Traitement médicamenteux

Faut-il un traitement médicamenteux pour un enfant TDAH ?
Un traitement médicamenteux est-il dangereux pour un enfant atteint d’un TDAH ? Doit-on en avoir peur ? Quels effets sur l’organisme de l’enfant TDAH ? Quelles répercussions sur son état de santé et quelles améliorations doit-on attendre ?
Je ne suis pas médecin et encore moins psychiatre pour enfant TDAH ou HPI.
Je relate uniquement ici mon expérience et ma vision des choses.
Chaque cas est différent. C’est à vous et votre enfant et avec l’aide d’un professionnel de santé de prendre les décisions les plus adaptées.
A plusieurs reprises il m’à été proposé un traitement médicamenteux. C’était à mon sens, une camisole chimique pour calmer mon enfant TDAH, comme j’ai pu le lire nombre de fois sur le net.
J’avais donc beaucoup de peurs sur ce sujet. Si fragile face à certaines addictions, je ne voulait pas en rajouter une et pas des moindres à son TDAH.
Pendant des années j’ai voulu faire sans, pensant que je devais d’abord tester d’autres pistes plus « naturelles ».
Effectivement les pistes naturelles fonctionnent (synergies d’huiles essentielles, Fleurs de Bach, méditations, hypnose pour enfants hyperactifs.
Très actif, il demande du sport à outrance (bodyboard, hockey sur glace…) et des activités diverses.
Mais au bout de 5 ans, je dois dire que ce n’est pas suffisant.
Toujours les mêmes problèmes sociaux reviennent inlassablement.
Mon dernier recours
Cette année et après avoir étudié la question sur des vidéos, des séminaires, rencontré des professionnels de santé, des accompagnants…j’ai décidé de sauter le pas, ou plutôt, nous avons décidé de sauter le pas.
Il a trouvé ça bizarre quand je lui en ai parlé, connaissant ma position sur le sujet puis, il m’à dit ok, après une petite réflexion.
Pourquoi ai je changé d’avis ?
Et bien je dois dire que j’en ai eu marre après 7 ans de galères, de passer pour un débile auprès de tous les services qui n’y comprennent souvent rien.
Qu’il s’agisse des écoles primaires, secondaires, l’Itep, les clubs sportifs ou mon entourage proche, je reste zen pour ne pas aggraver les choses.
Mais il faut bien avouer que rapidement je me mets tout le monde à dos.
Pire, ils m’en veulent directement sous des faux airs de condescendance.
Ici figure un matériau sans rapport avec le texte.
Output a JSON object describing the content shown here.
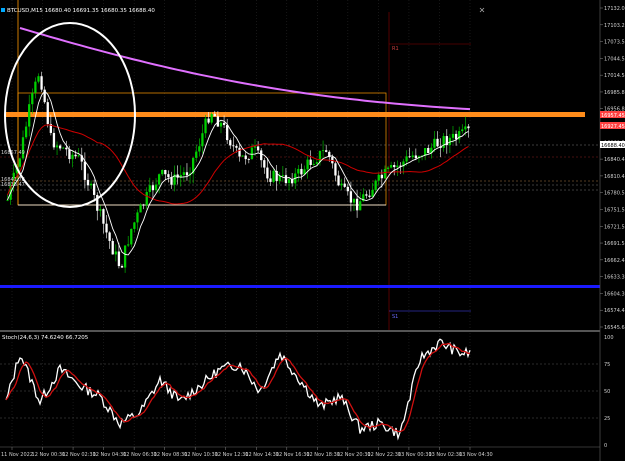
{
  "window": {
    "title": "BTCUSD,M15",
    "quote_line": "BTCUSD,M15  16680.40 16691.35 16680.35 16688.40",
    "close_icon": "close-icon"
  },
  "colors": {
    "background": "#000000",
    "bull": "#00d000",
    "bear": "#ffffff",
    "ma_fast": "#ffffff",
    "ma_mid": "#d00000",
    "ma_slow": "#e070ff",
    "resistance_band": "#ff8c1a",
    "support_line": "#0000ff",
    "stoch_main": "#ffffff",
    "stoch_signal": "#d01010",
    "grid": "#3a3a3a",
    "highlight_ellipse": "#ffffff",
    "session_marker": "#8b0000",
    "trend_line": "#ff9900"
  },
  "price_axis": {
    "labels": [
      "17132.05",
      "17103.25",
      "17073.50",
      "17044.50",
      "17014.50",
      "16985.85",
      "16956.85",
      "16927.45",
      "16869.55",
      "16840.45",
      "16810.45",
      "16780.55",
      "16751.50",
      "16721.50",
      "16691.55",
      "16662.45",
      "16633.35",
      "16604.30",
      "16574.45",
      "16545.65"
    ],
    "current_price": "16688.40",
    "resistance_tag": "16957.45",
    "ask_tag": "16927.45"
  },
  "level_labels": {
    "r1": "R1",
    "s1": "S1"
  },
  "stoch_panel": {
    "title": "Stoch(24,6,3) 74.6240 66.7205",
    "levels": [
      "100",
      "75",
      "50",
      "25",
      "0"
    ]
  },
  "time_axis": {
    "labels": [
      "11 Nov 2022",
      "12 Nov 00:30",
      "12 Nov 02:30",
      "12 Nov 04:30",
      "12 Nov 06:30",
      "12 Nov 08:30",
      "12 Nov 10:30",
      "12 Nov 12:30",
      "12 Nov 14:30",
      "12 Nov 16:30",
      "12 Nov 18:30",
      "12 Nov 20:30",
      "12 Nov 22:30",
      "13 Nov 00:30",
      "13 Nov 02:30",
      "13 Nov 04:30"
    ]
  },
  "ma_labels": {
    "a": "16857.49",
    "b": "16841.78",
    "c": "16838.47"
  }
}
Lui forcement à droit au rejet.
Personne ne comprend, et c’était aussi mon cas, pourquoi mon fils à de telles réactions.
Personne ne comprend qu’en cas de stress, sa seule possibilité de réagir c’est la colère, les cris et la violence parfois. Il est dépassé par ces influx nerveux. Ce stress est circonstanciel, il peut venir suivant certaines situations (compétition dans le jeu, sportive ou scolaire) ou pas.
Ces phénomènes de stress n’apparaissent pas lorsqu’il est seul avec un adulte. Il se sent rassuré et adopte un comportement inverse.
Il est « trop » détendu et va alors en profiter pour essayer de briller aux yeux de l’adulte de part ses connaissances.
Au travers de mes apprentissages divers, j’ai enfin compris que le verrou dopaminergique dans son cerveau est défaillant, différent, et donc, par conséquent, il ne peut gérer son stress QUE de ces manières là.
C’est une énième vidéo sur le net qui m’à décidé à me résoudre d’essayer, avec un dosage le plus minime possible pour commencer.
Cette vidéo c’est le témoignage d’une adolescente qui explique son parcours et son rapport à la médication.
La médication pour les TDAH est-elle dangereuse ?
Certains jeunes expliquent que leur traitement les a mis dans le brouillard pendant des années. D’autres disent que le traitement a gâché une partie de leur vie.
Une adolescente explique que sans médicament elle se retrouve à ne pas pouvoir gérer certaines situations sociales et/ou scolaires.
Elle explique que ça l’a sauvé de ses tourments et lui à permis de suivre sa scolarité avec brio.
C’est elle qui décide si elle doit le prendre ou non, suivant la journée qui l’attend.
Elle est sereine et semble bien dans sa peau.
J’avais donc joué toutes mes cartes dans les domaines dits naturels, sans succès véritable, je n’avais donc plus le choix.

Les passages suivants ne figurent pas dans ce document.